No hay forma de saber en qué medida ese tipo de disturbios caracterizó a las sociedades de jefatura fuera de las grandes islas de Polinesia, ni tampoco si en estas islas fue siempre la causa primaria del derrumbamiento administrativo. Pero ciertamente, en ocasiones, algunas sociedades de jefatura se deshicieron sencillamente por culpa del deseo que abrigaban los jefes secundarios de convertirse en jefes supremos en una área propia independiente, cualquiera que fueran los motivos. Como veremos en capítulos posteriores, las sociedades de jefatura que precedieron a los estados nativos en algunas partes de África fueron dadas a esta clase de movimiento. No obstante, cuando todos los grupos potencialmente disidentes se encontraban comprometidos en los esfuerzos conducentes a un engrandecimiento de la sociedad, la solidaridad del conjunto salía beneficiada. Uno de los resultados más visibles de la capacidad de las sociedades de jefatura teocráticas para la administración es el empleo de mano de obra en la construcción de las obras públicas.
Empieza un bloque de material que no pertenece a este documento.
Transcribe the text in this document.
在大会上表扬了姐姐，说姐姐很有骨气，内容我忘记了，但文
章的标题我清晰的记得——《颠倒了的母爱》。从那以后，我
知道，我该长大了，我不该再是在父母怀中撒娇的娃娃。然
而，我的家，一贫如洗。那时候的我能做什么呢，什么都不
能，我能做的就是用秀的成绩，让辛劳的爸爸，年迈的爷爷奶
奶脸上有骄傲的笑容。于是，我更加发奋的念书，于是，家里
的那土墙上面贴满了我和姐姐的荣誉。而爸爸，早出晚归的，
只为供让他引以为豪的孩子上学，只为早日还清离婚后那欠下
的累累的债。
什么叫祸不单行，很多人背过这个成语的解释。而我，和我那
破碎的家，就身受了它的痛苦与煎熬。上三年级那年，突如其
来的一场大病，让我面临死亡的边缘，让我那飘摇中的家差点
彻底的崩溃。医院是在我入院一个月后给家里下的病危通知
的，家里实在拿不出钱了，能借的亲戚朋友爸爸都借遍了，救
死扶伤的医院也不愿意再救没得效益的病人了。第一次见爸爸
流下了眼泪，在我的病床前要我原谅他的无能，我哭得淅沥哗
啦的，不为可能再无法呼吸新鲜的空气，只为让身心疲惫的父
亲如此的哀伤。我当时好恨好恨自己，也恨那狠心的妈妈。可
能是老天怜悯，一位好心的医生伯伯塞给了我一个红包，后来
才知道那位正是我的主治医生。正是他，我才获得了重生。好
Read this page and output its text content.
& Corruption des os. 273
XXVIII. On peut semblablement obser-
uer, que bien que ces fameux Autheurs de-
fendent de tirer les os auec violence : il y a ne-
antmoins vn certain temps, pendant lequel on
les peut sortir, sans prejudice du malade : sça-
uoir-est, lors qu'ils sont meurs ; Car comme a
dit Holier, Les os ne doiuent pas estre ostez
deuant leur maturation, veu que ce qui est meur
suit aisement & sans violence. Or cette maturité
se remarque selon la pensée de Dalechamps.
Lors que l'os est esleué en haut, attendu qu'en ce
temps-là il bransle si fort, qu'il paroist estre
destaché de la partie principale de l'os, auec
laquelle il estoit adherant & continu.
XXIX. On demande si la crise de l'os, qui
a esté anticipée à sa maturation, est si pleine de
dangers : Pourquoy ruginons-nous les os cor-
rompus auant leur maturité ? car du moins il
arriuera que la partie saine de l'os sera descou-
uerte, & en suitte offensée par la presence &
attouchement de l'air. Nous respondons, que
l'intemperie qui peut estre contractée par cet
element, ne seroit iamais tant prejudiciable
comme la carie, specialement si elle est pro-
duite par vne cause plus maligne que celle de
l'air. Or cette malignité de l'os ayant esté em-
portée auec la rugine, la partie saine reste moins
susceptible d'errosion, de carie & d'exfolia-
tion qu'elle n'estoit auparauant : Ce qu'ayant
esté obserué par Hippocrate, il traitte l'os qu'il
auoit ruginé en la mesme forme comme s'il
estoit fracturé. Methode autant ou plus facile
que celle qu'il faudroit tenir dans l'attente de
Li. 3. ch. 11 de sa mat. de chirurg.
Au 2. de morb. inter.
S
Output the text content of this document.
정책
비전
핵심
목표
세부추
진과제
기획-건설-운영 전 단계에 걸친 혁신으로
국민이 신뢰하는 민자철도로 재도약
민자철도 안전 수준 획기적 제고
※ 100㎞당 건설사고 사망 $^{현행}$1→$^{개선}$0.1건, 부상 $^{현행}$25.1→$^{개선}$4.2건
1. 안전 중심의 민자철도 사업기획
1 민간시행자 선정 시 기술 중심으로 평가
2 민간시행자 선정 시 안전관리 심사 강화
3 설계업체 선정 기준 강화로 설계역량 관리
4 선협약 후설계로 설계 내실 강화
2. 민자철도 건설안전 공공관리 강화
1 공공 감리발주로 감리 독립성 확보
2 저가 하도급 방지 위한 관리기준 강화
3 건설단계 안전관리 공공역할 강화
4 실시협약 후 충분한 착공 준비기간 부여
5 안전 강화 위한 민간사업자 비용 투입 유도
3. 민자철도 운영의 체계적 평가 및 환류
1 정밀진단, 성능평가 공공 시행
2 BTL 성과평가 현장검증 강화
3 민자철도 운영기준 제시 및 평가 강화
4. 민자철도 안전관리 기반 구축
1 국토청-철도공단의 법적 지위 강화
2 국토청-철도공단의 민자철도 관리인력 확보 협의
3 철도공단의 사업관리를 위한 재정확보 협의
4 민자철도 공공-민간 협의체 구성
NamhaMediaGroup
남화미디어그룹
Las más imponentes y las más usuales de estas obras públicas son los monumentos de orden teocrático, pirámides o montículos sepulcrales y templos. Aparentemente, el liderazgo puede exigir tan fácilmente una cierta cantidad de hombres-días por comunidad para realizar un proyecto público como una cierta proporción de una cosecha —y quizás más fácilmente, puesto que el régimen de trabajo primitivo permitía largas temporadas de inactividad entre la siembra y la recolección.13 La leva pública de mano de obra debe ser muy parecida al alistamiento de un ejército; en ambos casos se trata de un reclutamiento. Por lo que respecta a los asuntos militares, probablemente es innecesario decir que las administraciones centralizadas de las sociedades de jefatura tienden a tener ejércitos mucho más potentes —en tamaño y en coordinación táctica— de lo que son posibles en las sociedades igualitarias, que dependen de una especie de voluntariado. Las sociedades de jefatura, o al menos algunas de ellas, pueden reclutar una proporción bastante mayor de hombres robustos, a veces como grados de edad; y en las sociedades de este tipo dedicadas al pastoreo parecería que casi todos los hombres adultos pudieran estar obligados en determinadas estaciones del año a encontrarse disponibles para tomar parte en las correrías militares, dado que los rebaños, cuando están en un lugar seguro, pueden ser custodiados por las mujeres y los niños.



Mediación Cyril Northcote Parkinson, historiador, publicista, periodista y economista británico, conocido principalmente por sus «leyes» relativas al proceso de crecimiento y desarrollo de la burocracia. (N. de la T.) 13 Sobre experimentos interesantes en la construcción de monumentos, véase Erasmus (1.965).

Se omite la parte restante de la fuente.